Elmasry seems to believe the Commission is more likely to produce positive change than the election.
“Racial profiling and Bill C-36 (Canada’s anti-terrorism law): we’re hoping to make it an election issue. We have not succeeded so far in making it an election issue in the public square”, although Muslim voters are concerned, he says.
Just four months after Sept. 11, 2001 and in the shadow of U.S. accusations that the Sept. 11 hijackers crossed into the United States from Canada, this country’s Parliament passed the Anti-Terrorism Act (Bill C-36), which amended 19 existing laws and allowed authorities to suspend long-held judicial rights to combat vague threats.
Aside from that new law, Sept. 11 ushered in a climate that emboldened security agencies to make use of extraordinary powers that were already part of the legal system but seldom employed, according to experts.
In addition, prior to Parliament’s shutdown for the election, the Liberals were close to adopting the Public Safety Act, which would increase sharing of personal data (including passenger information) between law enforcers, intelligence agencies, security authorities and governments, according to the group Kairos: Canadian Ecumenical Justice Initiatives.
“We are calling upon the Senate to postpone adoption of this Bill until a full review of existing legislation has taken place to ensure that it does not infringe further upon human rights, and after the results of the Maher Arar inquiry are made public," it said in a statement.
Those findings are not expected until late this year, by which time a tax-cutting Conservative government could have launched some of its reforms, a prospect that worries many Canadians and civil society groups.

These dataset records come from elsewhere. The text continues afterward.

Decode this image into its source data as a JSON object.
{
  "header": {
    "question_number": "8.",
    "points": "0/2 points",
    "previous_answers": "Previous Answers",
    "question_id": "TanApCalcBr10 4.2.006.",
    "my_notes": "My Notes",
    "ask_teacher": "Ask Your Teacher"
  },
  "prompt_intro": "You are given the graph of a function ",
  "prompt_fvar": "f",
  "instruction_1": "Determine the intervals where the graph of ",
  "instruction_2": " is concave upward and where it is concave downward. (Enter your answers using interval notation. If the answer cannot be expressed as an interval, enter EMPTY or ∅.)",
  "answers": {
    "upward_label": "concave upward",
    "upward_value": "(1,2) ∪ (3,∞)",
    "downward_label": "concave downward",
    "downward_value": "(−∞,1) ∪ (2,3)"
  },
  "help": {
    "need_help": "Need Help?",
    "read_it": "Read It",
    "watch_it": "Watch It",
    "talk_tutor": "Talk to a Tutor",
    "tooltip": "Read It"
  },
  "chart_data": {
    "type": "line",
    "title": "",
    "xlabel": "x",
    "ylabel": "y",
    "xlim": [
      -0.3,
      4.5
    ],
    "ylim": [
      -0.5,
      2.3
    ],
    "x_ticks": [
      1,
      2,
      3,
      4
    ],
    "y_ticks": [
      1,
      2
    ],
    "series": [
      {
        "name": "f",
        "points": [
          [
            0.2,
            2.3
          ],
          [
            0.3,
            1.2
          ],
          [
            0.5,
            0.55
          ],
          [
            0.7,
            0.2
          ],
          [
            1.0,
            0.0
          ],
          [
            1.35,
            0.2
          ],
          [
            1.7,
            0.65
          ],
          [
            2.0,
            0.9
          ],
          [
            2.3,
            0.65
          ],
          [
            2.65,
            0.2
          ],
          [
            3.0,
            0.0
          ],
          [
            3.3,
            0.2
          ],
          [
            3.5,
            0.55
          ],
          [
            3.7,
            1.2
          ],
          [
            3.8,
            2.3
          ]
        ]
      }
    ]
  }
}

While Conservative Party leader Stephen Harper repeats at every chance that he will not pursue a right-wing agenda, his admission that his government would review a law outlawing hate speech against gays, along with some candidates’ ambiguous statements about abortion (now unrestricted) leave some voters wary.
Harper also supports closer ties to the administration of George W Bush, whose policies are disliked by a majority of Canadians (as does Martin but more cautiously).
The Conservative leader continually harangued the Liberals after 9/11 that they should work more closely with Washington to tighten security in North America.
At the other end of the political spectrum is the New Democratic Party (NDP), rejuvenated by the energy of new leader Jack Layton, who claims that both Harper and Martin are too cozy with Bush.
One of Layton’s star candidates is Monia Mazigh, wife of Maher Arar, who spearheaded the fight to have her husband released from Syria.
“I didn’t choose to be a public figure, but when (the imprisonment) happened and when I came to be known, I think it is one of my personal duties, as a Canadian, to do something to help people around me," Mazigh told the media when she announced her candidacy.